How can we make Java “Simpler”?

Java is the preferred choice in large enterprises for a reason. Speed of development and quick to market. I can confidently say you can create production grade Java application using SpringBoot/Quarkus/Micronaut in few hours, not in weeks or months. As these frameworks already provides the application skeleton with batteries included all you need to do is write business logic.

If I can take few ideas from Go and brought them to Java, specifically to SpringBoot, then those would be:

  • No ORMs unless it is simple CRUD application. I prefer to spend the one-time cost of writing more code than recurring debugging cost. I would prefer JOOQ over JPA.
  • I know backwards compatibility is one of the key reasons for Java/SpringBoot’s success. But I like to strip of few things from SpringBoot
    • Support for XML config, I don’t see any greenfield projects using XML config. XML support could be extracted as a separate module.
    • No need for loading config properties from 14 different sources
    • Some simpler ways to use and debug AOP ( if you ever tried to debug AOP code then you know what I am talking about)
    • Quarkus like live-reloading and continuous testing
  • Do we really need “com.mycompany.myproject.mymodule” packaging structure for private business applications? For opensource libraries yes, but for business applications??

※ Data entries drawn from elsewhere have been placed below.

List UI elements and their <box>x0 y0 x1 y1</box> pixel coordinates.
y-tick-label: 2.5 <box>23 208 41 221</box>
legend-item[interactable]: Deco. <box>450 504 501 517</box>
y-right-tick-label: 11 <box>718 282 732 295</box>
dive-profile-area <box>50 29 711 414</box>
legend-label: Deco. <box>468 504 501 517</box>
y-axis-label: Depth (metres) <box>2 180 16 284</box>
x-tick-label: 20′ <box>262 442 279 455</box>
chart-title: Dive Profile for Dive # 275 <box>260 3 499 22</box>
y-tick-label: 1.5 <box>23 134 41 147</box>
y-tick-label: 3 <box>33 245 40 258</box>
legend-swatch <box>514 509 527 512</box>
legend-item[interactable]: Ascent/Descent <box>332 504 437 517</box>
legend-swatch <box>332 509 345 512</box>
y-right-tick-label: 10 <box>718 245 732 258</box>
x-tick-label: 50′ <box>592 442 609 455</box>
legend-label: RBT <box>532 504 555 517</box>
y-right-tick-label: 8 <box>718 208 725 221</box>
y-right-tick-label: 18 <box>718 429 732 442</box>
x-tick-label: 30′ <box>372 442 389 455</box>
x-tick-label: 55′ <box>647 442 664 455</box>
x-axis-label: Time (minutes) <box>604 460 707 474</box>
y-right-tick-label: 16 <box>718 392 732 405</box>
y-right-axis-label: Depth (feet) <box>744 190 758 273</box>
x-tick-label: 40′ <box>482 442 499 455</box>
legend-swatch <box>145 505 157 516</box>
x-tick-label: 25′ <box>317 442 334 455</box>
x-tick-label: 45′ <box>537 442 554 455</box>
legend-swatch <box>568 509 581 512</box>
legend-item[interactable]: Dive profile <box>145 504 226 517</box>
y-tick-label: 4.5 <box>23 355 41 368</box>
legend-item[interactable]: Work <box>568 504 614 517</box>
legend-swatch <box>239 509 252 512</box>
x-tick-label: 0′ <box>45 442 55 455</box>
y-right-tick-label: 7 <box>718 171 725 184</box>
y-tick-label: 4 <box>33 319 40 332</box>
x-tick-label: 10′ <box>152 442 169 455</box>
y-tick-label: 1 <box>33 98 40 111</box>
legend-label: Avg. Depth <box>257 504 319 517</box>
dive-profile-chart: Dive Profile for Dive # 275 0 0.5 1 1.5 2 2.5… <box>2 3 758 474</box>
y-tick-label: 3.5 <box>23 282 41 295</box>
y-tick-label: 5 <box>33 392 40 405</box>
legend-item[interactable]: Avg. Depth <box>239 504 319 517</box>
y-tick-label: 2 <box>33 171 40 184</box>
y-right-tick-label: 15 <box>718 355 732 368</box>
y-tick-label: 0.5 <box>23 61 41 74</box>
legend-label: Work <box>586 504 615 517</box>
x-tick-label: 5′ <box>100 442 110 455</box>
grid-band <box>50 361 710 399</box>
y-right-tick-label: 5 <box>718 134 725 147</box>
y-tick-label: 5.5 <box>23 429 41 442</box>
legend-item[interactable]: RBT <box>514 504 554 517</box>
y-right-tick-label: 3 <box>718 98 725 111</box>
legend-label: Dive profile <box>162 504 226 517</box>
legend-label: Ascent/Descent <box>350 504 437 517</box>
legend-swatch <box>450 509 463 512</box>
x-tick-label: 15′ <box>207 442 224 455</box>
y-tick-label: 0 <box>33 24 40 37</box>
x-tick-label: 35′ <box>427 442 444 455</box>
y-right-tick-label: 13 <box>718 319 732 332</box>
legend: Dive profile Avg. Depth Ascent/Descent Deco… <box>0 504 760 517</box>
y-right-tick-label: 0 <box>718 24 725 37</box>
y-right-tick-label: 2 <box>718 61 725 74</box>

Once you start working with multiple languages you may start questioning the status quo. You may look at things a bit differently and bring back some good habits to your beloved programming language. I think “Code Simplicity” is an undervalued trait of software development and, we need to put more focus on code readability and simplicity.

If you are a Java developer who never tried Go, I highly recommend taking a look at Go. You may or may not like Go entirely but there will be few things you will fall in love with.

Having said all this, “Java is and will always be my favourite language” and it feels good to learn things from other languages.